Direct endothelial reprogramming using small molecules

Beyond the use of transcription factors, recent studies exploited novel approaches including microRNAs (miRNAs), epigenetic regulators, signal pathways modulators and other small molecules to drive cell lineage conversion. Conditionally adding these small molecules into the transcription factors cocktail can boost the efficiency of cell fate switching. Furthermore, some combinations of the small molecules alone could drive direct lineage conversion without the ectopic overexpression of transcription factors. A recent study demonstrated the transdifferentiation of human fibroblasts to endothelial cells using small molecule activators of toll-like receptor 3 (TLR3) combined with endothelial growth factors. TLR3 agonist Poly I:C activates innate immune signalling which leads to increased epigenetic plasticity for cell fate manipulation. Histone modifications at the promoter regions of PECAM-1 have been observed during the fibroblast to EC conversion.

Comparison of different stem cell-based strategies for EC generation

In the above sessions, we have discussed EC generation based on different reprogramming techniques (Fig. 1). Because of the critical role that ECs play in cardiovascular physiological and pathological conditions, it is of great importance to investigate and compare different cells sources and strategies that can regenerate functional ECs and further obtain therapeutic value. For now, three major stem cell types are regarded to be promising therapeutic options for endothelial regeneration: EPC, ESC, and iPS cell. In addition, the emergence of direct cell reprogramming provides novel powerful cell sources. The advantages and deficiencies of these cell types and their clinical application value are briefly summarised as follow (Table 1).

Fig. 1

Reprogramming strategies for endothelial generation from other types of somatic cells.
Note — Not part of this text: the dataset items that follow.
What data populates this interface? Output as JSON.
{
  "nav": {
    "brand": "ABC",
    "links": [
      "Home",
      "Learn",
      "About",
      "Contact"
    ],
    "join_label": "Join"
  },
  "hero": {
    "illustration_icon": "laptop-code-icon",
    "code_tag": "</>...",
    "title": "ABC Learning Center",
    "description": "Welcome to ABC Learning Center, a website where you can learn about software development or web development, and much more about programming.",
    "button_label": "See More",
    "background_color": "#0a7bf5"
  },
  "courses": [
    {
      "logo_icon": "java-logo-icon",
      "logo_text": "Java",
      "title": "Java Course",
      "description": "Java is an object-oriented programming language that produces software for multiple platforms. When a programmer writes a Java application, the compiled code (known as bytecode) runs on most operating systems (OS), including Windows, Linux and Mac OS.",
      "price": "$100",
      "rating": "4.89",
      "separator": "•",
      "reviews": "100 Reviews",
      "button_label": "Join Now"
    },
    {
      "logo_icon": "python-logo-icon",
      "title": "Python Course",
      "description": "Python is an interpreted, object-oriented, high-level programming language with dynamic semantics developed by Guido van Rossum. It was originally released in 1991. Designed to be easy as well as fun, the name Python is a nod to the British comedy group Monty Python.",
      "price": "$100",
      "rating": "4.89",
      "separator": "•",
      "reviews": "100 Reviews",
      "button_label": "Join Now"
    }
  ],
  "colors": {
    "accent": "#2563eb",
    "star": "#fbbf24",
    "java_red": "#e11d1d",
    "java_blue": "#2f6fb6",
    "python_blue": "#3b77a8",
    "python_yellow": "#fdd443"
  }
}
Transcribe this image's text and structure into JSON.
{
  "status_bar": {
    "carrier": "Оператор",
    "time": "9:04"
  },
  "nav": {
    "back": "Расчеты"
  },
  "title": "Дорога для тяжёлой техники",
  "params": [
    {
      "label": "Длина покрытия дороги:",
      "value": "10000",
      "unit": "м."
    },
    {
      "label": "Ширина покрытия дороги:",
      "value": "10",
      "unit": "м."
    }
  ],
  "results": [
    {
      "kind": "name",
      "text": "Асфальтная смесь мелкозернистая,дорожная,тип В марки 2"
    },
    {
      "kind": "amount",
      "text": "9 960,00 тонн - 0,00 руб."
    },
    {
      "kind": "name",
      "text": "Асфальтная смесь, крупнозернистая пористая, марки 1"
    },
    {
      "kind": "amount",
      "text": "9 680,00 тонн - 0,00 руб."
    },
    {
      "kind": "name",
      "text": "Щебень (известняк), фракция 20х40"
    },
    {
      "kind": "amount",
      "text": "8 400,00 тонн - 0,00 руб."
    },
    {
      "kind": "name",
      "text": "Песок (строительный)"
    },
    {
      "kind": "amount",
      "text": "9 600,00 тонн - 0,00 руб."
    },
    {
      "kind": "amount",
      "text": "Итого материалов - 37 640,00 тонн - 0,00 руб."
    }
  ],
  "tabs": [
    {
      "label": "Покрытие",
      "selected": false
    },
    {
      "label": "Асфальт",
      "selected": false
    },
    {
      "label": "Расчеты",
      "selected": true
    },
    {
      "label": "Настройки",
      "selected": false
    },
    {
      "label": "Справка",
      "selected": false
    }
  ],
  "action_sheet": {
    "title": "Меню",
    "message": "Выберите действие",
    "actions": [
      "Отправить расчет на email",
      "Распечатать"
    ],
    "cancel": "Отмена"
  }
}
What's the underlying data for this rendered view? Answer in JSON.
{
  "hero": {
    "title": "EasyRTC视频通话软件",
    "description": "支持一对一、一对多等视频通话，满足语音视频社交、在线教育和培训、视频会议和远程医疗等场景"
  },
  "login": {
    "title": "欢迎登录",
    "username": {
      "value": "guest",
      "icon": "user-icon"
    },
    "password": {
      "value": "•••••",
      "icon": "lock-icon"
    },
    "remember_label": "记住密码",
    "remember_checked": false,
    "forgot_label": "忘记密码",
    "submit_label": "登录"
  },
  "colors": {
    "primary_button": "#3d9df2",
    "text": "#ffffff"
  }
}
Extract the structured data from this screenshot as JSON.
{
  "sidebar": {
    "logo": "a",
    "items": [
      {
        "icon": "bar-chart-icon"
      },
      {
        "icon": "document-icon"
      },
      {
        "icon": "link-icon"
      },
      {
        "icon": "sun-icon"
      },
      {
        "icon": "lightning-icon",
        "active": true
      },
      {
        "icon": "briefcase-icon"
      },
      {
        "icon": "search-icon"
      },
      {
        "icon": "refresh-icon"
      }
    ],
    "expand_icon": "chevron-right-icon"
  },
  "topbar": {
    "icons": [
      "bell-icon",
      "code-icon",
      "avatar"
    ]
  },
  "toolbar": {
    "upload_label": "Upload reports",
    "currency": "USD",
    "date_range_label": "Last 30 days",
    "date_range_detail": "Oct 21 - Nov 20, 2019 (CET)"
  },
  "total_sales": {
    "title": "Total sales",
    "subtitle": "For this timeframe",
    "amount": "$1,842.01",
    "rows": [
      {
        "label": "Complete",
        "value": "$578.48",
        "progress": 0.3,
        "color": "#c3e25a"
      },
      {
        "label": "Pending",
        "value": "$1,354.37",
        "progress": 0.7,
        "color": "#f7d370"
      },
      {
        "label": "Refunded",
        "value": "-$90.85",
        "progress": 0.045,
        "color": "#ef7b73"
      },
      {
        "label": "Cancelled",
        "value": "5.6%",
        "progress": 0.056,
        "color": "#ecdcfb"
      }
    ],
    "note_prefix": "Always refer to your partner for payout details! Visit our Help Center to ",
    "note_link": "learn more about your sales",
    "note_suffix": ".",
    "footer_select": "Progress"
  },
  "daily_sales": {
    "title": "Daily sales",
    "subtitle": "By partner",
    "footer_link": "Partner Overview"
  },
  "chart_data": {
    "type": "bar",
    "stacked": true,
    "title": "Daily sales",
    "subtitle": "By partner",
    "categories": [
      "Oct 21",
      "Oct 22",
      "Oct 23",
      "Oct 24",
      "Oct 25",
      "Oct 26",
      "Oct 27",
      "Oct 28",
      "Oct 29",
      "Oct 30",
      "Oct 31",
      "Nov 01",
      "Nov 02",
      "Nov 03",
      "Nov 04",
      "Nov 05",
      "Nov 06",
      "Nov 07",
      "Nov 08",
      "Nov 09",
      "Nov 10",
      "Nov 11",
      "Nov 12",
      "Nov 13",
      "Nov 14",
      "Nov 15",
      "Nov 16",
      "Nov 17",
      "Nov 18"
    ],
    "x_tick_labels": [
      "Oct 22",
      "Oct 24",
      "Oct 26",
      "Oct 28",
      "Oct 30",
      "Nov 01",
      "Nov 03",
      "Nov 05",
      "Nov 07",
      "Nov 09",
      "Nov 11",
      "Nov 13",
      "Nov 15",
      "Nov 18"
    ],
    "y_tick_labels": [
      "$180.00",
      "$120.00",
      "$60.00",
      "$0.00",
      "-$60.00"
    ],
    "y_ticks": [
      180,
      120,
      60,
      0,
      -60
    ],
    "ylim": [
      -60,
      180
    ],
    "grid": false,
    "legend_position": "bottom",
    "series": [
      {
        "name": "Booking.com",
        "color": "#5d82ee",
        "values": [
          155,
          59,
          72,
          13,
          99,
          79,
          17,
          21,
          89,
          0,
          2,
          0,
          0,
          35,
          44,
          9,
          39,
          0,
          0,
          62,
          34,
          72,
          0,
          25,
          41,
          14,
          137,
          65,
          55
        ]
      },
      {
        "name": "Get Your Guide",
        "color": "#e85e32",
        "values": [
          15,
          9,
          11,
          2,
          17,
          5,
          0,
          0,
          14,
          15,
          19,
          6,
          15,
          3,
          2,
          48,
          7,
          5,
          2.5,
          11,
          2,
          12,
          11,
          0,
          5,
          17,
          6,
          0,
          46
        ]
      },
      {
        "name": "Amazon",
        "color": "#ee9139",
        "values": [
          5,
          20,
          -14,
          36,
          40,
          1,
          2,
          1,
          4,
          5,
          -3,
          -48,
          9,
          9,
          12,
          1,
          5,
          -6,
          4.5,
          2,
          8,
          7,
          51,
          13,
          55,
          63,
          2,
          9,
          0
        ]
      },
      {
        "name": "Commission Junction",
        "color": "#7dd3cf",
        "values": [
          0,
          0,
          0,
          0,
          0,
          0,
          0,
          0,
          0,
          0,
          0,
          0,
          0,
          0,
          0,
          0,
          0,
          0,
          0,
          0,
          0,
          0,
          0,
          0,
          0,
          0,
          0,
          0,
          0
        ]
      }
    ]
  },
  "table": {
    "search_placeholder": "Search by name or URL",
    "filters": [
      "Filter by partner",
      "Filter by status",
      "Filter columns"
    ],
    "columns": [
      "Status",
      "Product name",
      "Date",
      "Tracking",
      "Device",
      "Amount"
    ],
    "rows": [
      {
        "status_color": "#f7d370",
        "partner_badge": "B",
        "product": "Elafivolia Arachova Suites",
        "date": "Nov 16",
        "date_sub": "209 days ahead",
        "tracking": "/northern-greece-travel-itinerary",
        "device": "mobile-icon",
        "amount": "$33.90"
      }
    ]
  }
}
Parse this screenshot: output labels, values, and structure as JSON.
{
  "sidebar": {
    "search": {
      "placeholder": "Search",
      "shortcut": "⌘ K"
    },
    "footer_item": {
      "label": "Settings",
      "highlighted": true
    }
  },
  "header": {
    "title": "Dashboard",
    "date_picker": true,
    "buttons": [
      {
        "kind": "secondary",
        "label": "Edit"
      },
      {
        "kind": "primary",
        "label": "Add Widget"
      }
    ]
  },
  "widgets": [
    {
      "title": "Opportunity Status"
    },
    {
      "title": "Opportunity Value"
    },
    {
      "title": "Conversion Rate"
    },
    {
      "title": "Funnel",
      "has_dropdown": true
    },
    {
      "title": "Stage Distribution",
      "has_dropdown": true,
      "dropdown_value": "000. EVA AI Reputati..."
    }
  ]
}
Somatic cells can be reprogrammed towards the endothelial lineage with or without passing through a pluripotent state. (A) Ectopic overexpression of endothelial-specific transcription factors with endothelial-inductive conditions can directly reprogram somatic cells into ECs. (B) Using iPS-generating pluripotency transcription factors for a short term can switch the differentiated somatic cells to a intermediate plastic state. Then the partially reprogrammed cells can be further differentiated towards ECs. (C) Somatic cells can also be fully reprogrammed into iPS cells and then be stimulated into the endothelial fate.

Table 1

Comparison of different stem cell-based strategies for endothelial regeneration.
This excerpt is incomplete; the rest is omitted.